Four years ago Irena Szewinska completed the amazine feat of earning at least one medal in four consecutive Olympic Games -- something no other runner, male or female, had ever accomplished. She did it in style, too, winning the 400 meters in world record time. But she had no illusions about trying to continue her streak any longer.

"These were the last Olympics for me, I think," she said in the flush of her historic victory at Montreal. "In moscow, I'll go as a tourist."

Well, Irena is in Moscow all right, along with her husband, Janusz, but it's not time for the sightseeing buses and museums just yet. First she has a few appointments in Lenin Central Stadium this week. For, incredible as it seems, the great Polish sprinter who began collecting all that hardware back in 1964 is still going strong -- and hoping to make yet another trip to the victory stand.

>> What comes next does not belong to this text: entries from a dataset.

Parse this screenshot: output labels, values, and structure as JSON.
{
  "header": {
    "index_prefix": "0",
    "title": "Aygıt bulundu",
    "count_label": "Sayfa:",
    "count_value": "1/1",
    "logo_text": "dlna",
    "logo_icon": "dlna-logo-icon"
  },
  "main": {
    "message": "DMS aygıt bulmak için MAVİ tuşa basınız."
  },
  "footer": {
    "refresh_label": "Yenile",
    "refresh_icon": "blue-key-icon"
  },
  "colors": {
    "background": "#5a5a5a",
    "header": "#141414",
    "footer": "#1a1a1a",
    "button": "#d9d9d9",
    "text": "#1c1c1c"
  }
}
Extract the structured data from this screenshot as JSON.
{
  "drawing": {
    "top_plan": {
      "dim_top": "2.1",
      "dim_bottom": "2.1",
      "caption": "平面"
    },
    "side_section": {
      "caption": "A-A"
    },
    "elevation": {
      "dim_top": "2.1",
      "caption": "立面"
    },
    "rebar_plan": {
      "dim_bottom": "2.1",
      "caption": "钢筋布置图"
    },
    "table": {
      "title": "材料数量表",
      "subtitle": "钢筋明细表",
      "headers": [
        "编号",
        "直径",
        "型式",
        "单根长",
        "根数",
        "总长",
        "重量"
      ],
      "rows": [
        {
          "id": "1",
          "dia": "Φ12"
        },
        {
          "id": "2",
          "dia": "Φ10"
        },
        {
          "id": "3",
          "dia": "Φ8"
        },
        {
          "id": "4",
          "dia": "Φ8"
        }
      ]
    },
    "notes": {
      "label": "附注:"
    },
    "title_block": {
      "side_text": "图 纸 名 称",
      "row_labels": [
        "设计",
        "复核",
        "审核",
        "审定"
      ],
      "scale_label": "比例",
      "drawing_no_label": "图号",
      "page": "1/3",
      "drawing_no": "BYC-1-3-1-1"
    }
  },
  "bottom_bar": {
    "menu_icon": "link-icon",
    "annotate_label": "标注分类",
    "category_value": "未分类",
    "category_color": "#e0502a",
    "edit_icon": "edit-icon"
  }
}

Can she possibly do it? Or will the inevitable passage of time and the awesome speed of the East Germans combine to deny her this time around?

Regardless of the answer, nothing can detract from the remarkable record Szewinska has hung up in a career that now spans almost tow decades. And although a victory here would unquestionably be an upset, one can hardly discount the possibility of such a great performer reaching back one more time and rising to the occasion as she has so often in the past.

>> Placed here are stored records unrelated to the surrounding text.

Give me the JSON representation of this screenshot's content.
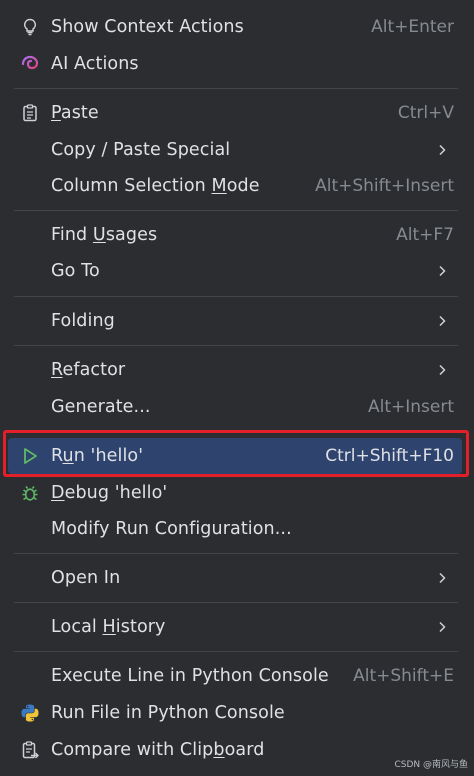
{
  "menu": {
    "show_context_actions": {
      "label": "Show Context Actions",
      "shortcut": "Alt+Enter",
      "icon": "lightbulb-icon"
    },
    "ai_actions": {
      "label": "AI Actions",
      "icon": "ai-spiral-icon"
    },
    "paste": {
      "pre": "",
      "mn": "P",
      "post": "aste",
      "shortcut": "Ctrl+V",
      "icon": "clipboard-icon"
    },
    "copy_paste_special": {
      "label": "Copy / Paste Special"
    },
    "column_selection_mode": {
      "pre": "Column Selection ",
      "mn": "M",
      "post": "ode",
      "shortcut": "Alt+Shift+Insert"
    },
    "find_usages": {
      "pre": "Find ",
      "mn": "U",
      "post": "sages",
      "shortcut": "Alt+F7"
    },
    "go_to": {
      "label": "Go To"
    },
    "folding": {
      "label": "Folding"
    },
    "refactor": {
      "pre": "",
      "mn": "R",
      "post": "efactor"
    },
    "generate": {
      "label": "Generate...",
      "shortcut": "Alt+Insert"
    },
    "run": {
      "pre": "R",
      "mn": "u",
      "post": "n 'hello'",
      "shortcut": "Ctrl+Shift+F10",
      "icon": "run-triangle-icon"
    },
    "debug": {
      "pre": "",
      "mn": "D",
      "post": "ebug 'hello'",
      "icon": "bug-icon"
    },
    "modify_run_configuration": {
      "label": "Modify Run Configuration..."
    },
    "open_in": {
      "label": "Open In"
    },
    "local_history": {
      "pre": "Local ",
      "mn": "H",
      "post": "istory"
    },
    "execute_line": {
      "label": "Execute Line in Python Console",
      "shortcut": "Alt+Shift+E"
    },
    "run_file": {
      "label": "Run File in Python Console",
      "icon": "python-icon"
    },
    "compare_clipboard": {
      "pre": "Compare with Clip",
      "mn": "b",
      "post": "oard",
      "icon": "compare-clipboard-icon"
    }
  },
  "colors": {
    "background": "#2b2d30",
    "selection": "#2e436e",
    "highlight_border": "#e2202a",
    "run_green": "#5fb865"
  },
  "watermark": "CSDN @南风与鱼"
}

She will get that chance in three events -- the 200 meters, 400 meters, and 4 X100-meter relay. Marita Koch of East Germany, who has repeatedly lowered the world record in both the 200 and 400, is the heavy favorite for the gold in the 400 and a co-choice with teammate Barbara Woekel in the 200. But Szewinska, even though she no longer dominates the field as she did in her heyday, has done well enough in recent efforts to rate at least a 1-2-3 chance in any given race.

Irena followed up her Montreal success, in fact, with a banner 1977 campaign, earning the No. 1 ranking in the world at both distances. In 1978, however, she slipped to fifth in the 200 and third in the 400, then last year dropped another notch or so to eighth and fourth, respectively. That's still up high enough to make her a bona fide contender, or course -- especially in events that are often decided by a few hundredths of a second. So another medal is certainly no out of the question for this phenomenal athlete, who has already won more individual medals (six) than any other female track and field performer in Olympic history.

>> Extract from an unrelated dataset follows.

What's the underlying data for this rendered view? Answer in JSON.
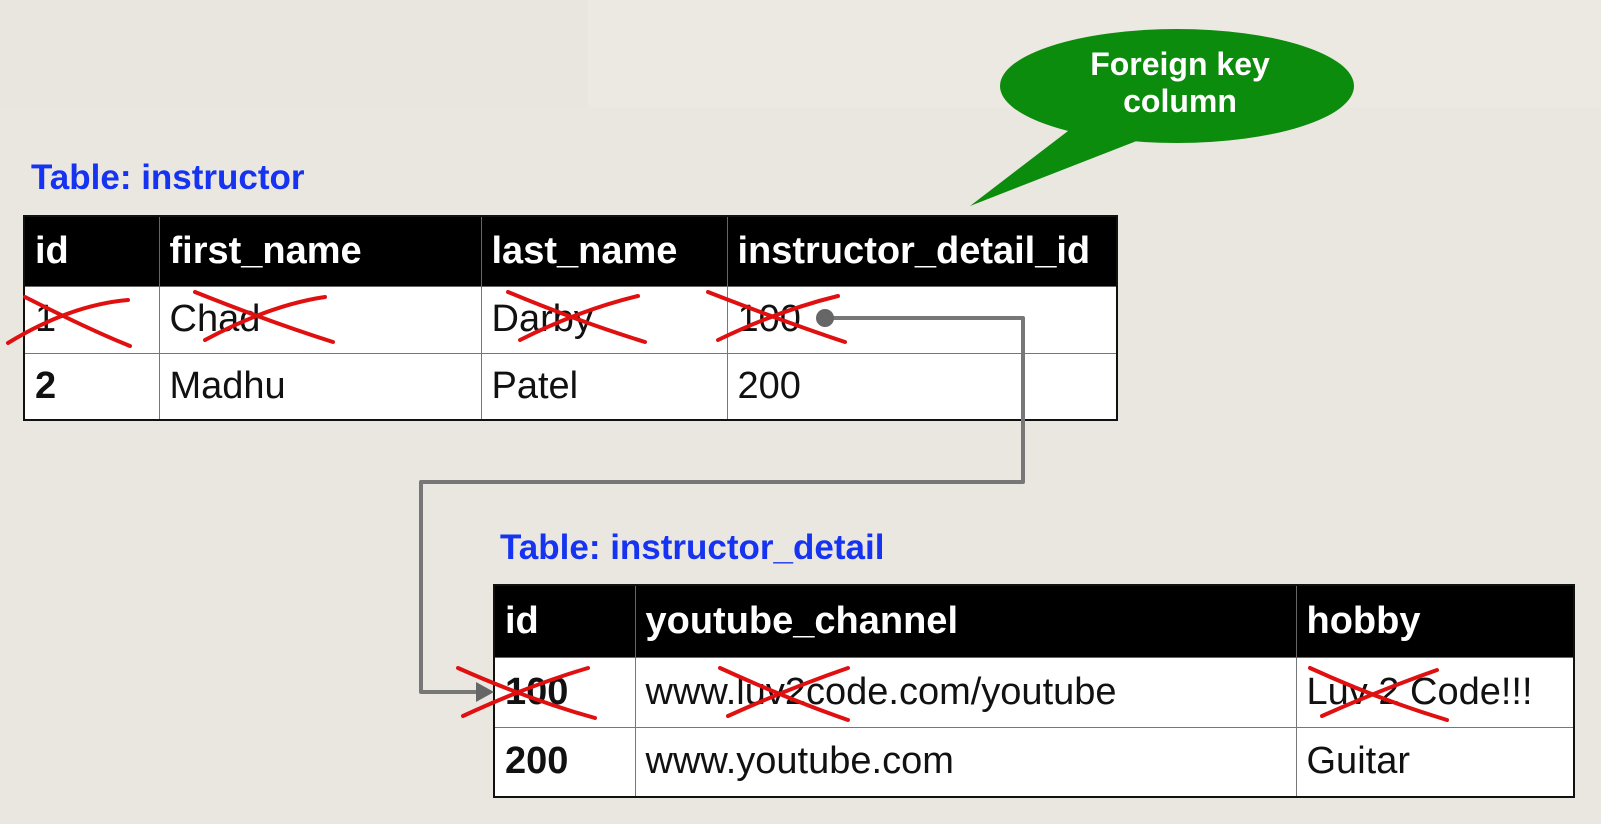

Szewinska was an 18-year-old student just starting out at the University of Warsaw when she went to her first Olympics at Tokyo, where she won silver medals in the 200 and the long jump, plus a gold in the 4X100-meter relay. Four years later in Mexico City she won the 200 and took a bronze in the 100.

Between Olympics her career was interrupted temporarily by the birth of her son. Andre, who's now 10, but the next year she returned to competition, and at Munich in 1972 she won the bronze in the 200, keeping her string alive, if just barely.

"I think having a child turned out to be beneficial to my performance . . . , " Irena told me once. "I was happy to spend a year not thinking about sport. I think the rest was good both physically and mentally."

Through 1972, Szewinska had been primarily a 100- and 200-meter sprinter, but after Munich she began running the 400, too -- and eventually the longer distance took over as her primary event. At Montreal, in fact, she chose to concentrate all her efforts on that one race -- a decision that paid off when she won the gold medal in a world-record-breaking 49.29 seconds.

That 1976 final was really something, pitting Szewinska against 18-year-old Christine Brehmer of East Germany, who had also held the world record at the distance for a while. Irena was leading at the last turn when Brehmer ranged up alongside her, and for a moment it seemed as though the teen-ager was going to run down her older rival. Szewinska, though, had obviously been saving something for just such a challenge, and suddenly she pulled away with a tremendous final burst of speed to win by several meters.

It was a thrilling and dramatic climax to an incredible saga, but despite this victory and all the other medals and world records she has acquired, it would be a mistake to think of Irena as some sort of automaton programmed to spend most of her time grinding around the track. On the contrary, she is that rarity in today's semipro world of Olympic competition -- a well-rounded individual who has been able to combine sports with marriage, motherhood, and a professional career as an economist.

"I like to train; it makes me feel better," she told me once when I asked what kept her going. "Also, I like to compete -- especially in big meets like the Olympics. I'm not happy in meets where I know I'm going to be first. All my best results have come in major competitions where I know I have to fight to win."

Irena should be overjoyed in Moscow, then -- for at the current stage of her career, and against Ms. Koch & friends, she will certainly have quite a fight on her hands this time. But who is to say that she won't come out on top once more -- or at least get the medal that would add more laurels to her already incredible record?